Кто-то выдумал, что «поэт в России больше, чем поэт». Вот и повторяют все раздутое клише, внимания вовсе не прилагая к тому, что до девятнадцатого века, до Пушкина, художественная литература вовсе не была в ходу. А как появились поэты нового типа, то опричь своих любовных переживаний и недовольства миром мало о чем пеклись. Если и выявлялась у них гражданская позиция, то зачастую пагубная – «в белом венчике из роз впереди Иисус Христос…» Революцию большевиков, как помнится, поддержали не только Маяковский с Демьяном Бедным, но и Блок, Брюсов и Есенин.
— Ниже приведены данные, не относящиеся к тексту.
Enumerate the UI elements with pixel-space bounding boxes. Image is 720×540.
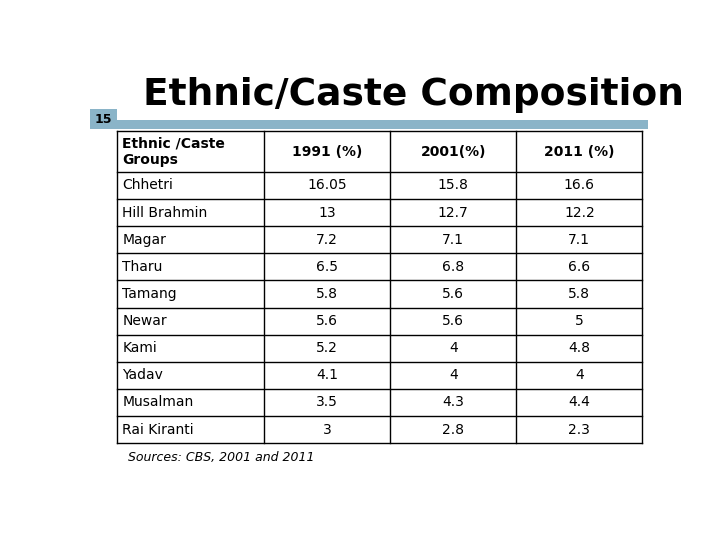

Солженицын прощает Есенину «солнце-Ленина», но, как подошли к Бродскому, слышится голос прокурора: «Что до общественных взглядов, Бродский выражал их лишь временами, местами. Будучи в СССР, он не высказал ни одного весомого политического суждения, а лишь: «Я не занят, в общем, чужим блаженством». Его выступления могла бы призывно потребовать еврейская тема, столь напряжённая в те годы в СССР? Но и этого не произошло. Было, ещё в юности, «Еврейское кладбище около Ленинграда», позже «Исаак и Авраам» – но это уже на высоте общечеловеческой. Да ещё главка из «Литовского дивертисмента» – и всё. Еврейской теме Бродский уделил, кажется, меньше внимания, чем античной, английской или итальянской».